The lecture traces the history of the Italian Trusteeship Administration in Somalia (AFIS) from 1950 to 1960, showing to what extent this experience can be considered an example of “democratic colonialism”. The lecture also analyzes cultural representations of AFIS and its fundamental role in shaping contemporary Italian identity.

 

Emma Bond, University of St. Andrews

"Photography as Memorial Intertext in Diaspora Narratives: New Writing by Maaza Mengiste, Nadifa Mohamed and Igiaba Scego"

May 5, 2016 

The leture will explore the use of primary photographic sources in narratives dealing with the Italian colonial era in the Horn of Africa by second generation and diaspora writers.

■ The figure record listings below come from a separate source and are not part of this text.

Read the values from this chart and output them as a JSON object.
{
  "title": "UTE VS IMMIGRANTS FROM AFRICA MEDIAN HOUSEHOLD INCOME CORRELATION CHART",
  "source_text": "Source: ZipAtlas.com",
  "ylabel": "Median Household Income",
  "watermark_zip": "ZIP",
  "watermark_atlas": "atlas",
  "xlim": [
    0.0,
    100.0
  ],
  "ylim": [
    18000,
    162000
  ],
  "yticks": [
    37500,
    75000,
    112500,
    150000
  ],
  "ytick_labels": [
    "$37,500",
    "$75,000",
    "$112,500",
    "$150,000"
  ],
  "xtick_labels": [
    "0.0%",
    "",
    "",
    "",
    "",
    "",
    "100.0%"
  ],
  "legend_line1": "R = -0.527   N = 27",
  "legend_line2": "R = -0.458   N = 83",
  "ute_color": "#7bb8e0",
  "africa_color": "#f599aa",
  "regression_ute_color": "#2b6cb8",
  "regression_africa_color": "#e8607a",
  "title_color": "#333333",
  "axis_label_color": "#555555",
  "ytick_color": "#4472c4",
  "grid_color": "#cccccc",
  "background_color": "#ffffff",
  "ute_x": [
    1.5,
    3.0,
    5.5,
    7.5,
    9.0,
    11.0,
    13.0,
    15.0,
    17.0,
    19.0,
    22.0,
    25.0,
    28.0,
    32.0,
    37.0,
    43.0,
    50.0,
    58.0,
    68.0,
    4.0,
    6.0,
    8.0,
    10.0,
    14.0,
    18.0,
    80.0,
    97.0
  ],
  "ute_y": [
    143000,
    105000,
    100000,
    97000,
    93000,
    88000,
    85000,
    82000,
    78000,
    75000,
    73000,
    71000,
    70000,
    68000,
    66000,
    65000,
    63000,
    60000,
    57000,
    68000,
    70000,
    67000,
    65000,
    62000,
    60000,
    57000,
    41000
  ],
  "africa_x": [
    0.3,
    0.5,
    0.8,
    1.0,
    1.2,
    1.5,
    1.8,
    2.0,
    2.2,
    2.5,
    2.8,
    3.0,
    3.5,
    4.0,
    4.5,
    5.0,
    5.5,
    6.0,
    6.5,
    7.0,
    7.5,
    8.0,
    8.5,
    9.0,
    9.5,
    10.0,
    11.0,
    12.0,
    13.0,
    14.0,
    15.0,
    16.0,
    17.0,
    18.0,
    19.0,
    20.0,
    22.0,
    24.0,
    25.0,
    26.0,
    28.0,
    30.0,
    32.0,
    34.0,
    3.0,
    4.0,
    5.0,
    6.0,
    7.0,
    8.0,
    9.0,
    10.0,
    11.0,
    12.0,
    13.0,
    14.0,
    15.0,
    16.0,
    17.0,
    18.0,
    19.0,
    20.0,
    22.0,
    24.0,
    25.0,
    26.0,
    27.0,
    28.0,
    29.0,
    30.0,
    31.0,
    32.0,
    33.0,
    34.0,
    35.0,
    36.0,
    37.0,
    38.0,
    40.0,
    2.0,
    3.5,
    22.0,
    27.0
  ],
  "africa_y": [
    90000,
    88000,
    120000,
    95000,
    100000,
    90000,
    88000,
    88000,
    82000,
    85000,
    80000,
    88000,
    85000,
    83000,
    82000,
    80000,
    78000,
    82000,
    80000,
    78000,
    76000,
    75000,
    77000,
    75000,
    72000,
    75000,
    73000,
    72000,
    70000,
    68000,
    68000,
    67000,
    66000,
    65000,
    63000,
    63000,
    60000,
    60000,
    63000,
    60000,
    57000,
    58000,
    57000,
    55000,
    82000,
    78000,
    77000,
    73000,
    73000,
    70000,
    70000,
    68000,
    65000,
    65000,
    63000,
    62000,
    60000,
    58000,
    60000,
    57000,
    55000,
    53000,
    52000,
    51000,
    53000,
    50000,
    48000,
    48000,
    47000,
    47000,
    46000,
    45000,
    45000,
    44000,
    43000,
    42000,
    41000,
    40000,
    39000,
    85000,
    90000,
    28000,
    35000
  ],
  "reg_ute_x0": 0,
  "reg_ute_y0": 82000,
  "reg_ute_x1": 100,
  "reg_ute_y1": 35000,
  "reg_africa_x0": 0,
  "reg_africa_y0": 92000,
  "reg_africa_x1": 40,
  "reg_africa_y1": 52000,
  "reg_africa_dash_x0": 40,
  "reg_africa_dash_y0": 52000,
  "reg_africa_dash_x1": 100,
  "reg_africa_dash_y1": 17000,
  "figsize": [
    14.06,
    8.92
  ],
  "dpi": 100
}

Engaging with theories of the construction of difference in colonial photographs, as well as those emphasising the importance of the gaze and of the physicality of images themselves, she will argue for a re-evaluation of the role of photographs as intertext in recent works by Nadifa Mohamed, Maaza Mengiste and Igiaba Scego.

 

Lee Cassanelli teaches African history and historiography, the history of foreign aid in Africa, and comparative world history at University of Pennsylvania.  Books and monographs include Victims and Vulnerable Groups in Southern Somalia;  and 'Hosts and Guests':  A historical interpretation of land conflicts in southern and central Somalia.
 
David Forgacs holds the endowed Guido and Mariuccia Zerilli-Marimò Chair in Contemporary Italian Studies. He earned both his M.A. in English and his M.Phil. in Comparative Literature and Literary Theory at the University of Oxford (1975, 1977) and his Ph.D. in Philosophy at the Scuola Normale Superiore in Pisa (1979).
 
Sara Marzagora’s expertise is the Horn of Africa, particularly Ethiopia, whose literature, political philosophy and intellectual history she is exploring in her PhD. Marzagora is currently the guest editor of a special issue of the Journal of African Cultural Studies on Literatures in African Languages.
 
Daniele Comberiati was born in Rome, Italy and is lecturer at the University Paul Valery. He has published several books on Italian literature, migration, colonialism, and postcolonialism. His collection of short stories was published in 2012 (Di eredi non vedo traccia. Storie di tani, mericani e tripolini, Nerosubianco).
 
Emma Bond has worked extensively on Italo Svevo, the literature of Trieste and both Freudian and post-Freudian psychoanalytic literary theory. Within this field she has co-edited the volume Freud and Italian Culture (Peter Lang, 2009), and published the monograph Disrupted Narratives: Illness, Silence and Identity in Svevo, Pressburger and Morandini (Legenda, 2012).